Planning horizons are divided into time frames that establish operation policies or guidelines for prioritizing activities.

The time fences define how priority decisions are made with respect to scheduling supply to meet demand. Time fences denote where defined planning rules are applied in balancing the supply to meet existing demand. Time fences apply to sources of demand that are used to plan calculations. Time fence rules stipulate how forecast, customer demand, or a mixture of these are used during the netting calculations when you are establishing the schedule.

Time fences are points in time when you can make changes to either policy or operating procedures. JD Edwards EnterpriseOne software includes three fences:

  • Freeze

  • Planning

  • Message Display

    This table describes each planning fence and its function:

    Fence Type

    Function

    Freeze Fence (F)

    The number of days from the generation start date during which the system should not create or replan order messages. For example, if the generation start date is January 3, and the freeze time fence is three days, the planning system does not display messages with dates that are prior to or equal to January 6.

    Imbalances of supply and demand within the freeze fence are planned outside the freeze fence.

    Planning Fence (P)

    The number of days that the system uses with the time fence rule to determine how demand is used. Enter the number of days after the generation start date when the time fence rule changes from the first rule to the second rule. For example, if the time fence rule is S (customer demand before the time fence, forecast after the time fence), the generation start date is January 3, and the planning time fence is three days, then the system plans according to customer demand through January 6. Beginning on January 7, the system plans according to the forecast.

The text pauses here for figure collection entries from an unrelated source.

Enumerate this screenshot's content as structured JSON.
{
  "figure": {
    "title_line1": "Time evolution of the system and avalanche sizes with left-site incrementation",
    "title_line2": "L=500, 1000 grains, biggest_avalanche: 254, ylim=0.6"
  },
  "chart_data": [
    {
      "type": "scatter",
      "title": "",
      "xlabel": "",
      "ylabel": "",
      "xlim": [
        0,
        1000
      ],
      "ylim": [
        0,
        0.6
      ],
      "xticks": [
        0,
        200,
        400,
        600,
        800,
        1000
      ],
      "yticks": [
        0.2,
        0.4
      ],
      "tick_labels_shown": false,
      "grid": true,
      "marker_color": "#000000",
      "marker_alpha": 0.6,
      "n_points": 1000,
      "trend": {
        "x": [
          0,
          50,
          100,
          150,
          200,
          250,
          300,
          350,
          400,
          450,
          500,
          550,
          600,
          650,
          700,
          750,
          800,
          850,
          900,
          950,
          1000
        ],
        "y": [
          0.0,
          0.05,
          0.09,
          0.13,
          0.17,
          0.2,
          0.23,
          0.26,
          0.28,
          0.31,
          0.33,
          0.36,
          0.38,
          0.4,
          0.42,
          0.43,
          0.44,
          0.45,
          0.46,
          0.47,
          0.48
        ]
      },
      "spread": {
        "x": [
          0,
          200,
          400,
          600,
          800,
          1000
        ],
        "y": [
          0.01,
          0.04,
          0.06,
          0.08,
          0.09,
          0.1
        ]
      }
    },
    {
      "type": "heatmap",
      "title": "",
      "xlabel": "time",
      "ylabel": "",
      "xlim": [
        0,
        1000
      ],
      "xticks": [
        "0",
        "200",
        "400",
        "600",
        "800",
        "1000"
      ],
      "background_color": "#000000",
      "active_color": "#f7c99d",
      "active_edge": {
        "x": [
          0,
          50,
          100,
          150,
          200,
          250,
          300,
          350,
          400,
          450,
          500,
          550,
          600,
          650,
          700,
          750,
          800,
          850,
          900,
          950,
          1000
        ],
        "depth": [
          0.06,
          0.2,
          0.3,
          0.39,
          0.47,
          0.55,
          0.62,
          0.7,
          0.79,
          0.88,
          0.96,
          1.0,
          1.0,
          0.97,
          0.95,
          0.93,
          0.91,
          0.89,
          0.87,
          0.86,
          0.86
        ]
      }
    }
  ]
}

    Message Display Fence (D)

    The number of days after the generation start date during which the system should display messages. For example, if the generation start date is January 1, the shop calendar is seven days a week, and the message fence is 30 days, the system displays messages with dates before or equal to January 31. The system does not display messages with start dates of February 1 or later. However, the planning horizon for orders continues past this date and is reflected in available-to-promise totals.

Time fences are a critical input to the master schedule. The time series is the primary output of the master schedule.

The diagram is an example of a time series:

Time series

In the Item Master program (P4101), you specify on the Manufacturing Data tab of the Additional System Information form the number of days after the generation start date to be included in each time fence period. For time fences:

  • The system does not count the generation start date; that is, the day after the generation start date is day 1.

  • For manufactured items, the system counts working days as defined in the Shop Floor Calendar.

  • For purchased items, the system counts calendar days.

Each of the fences is displayed on the time series in its respective bucket. Along with the codes F, P, and D, you will also see Level Lead time (L), Manufacturing Lead time (M), and Cumulative Lead time (C).

You can also generate a master schedule for items by using forecast consumption planning rule H. Forecast consumption occurs when forecasted demand is reduced by actual sales orders that are received or shipped, up to the forecasted quantity. By consuming the forecast, you can revise the production schedules to reflect the most up-to-date information.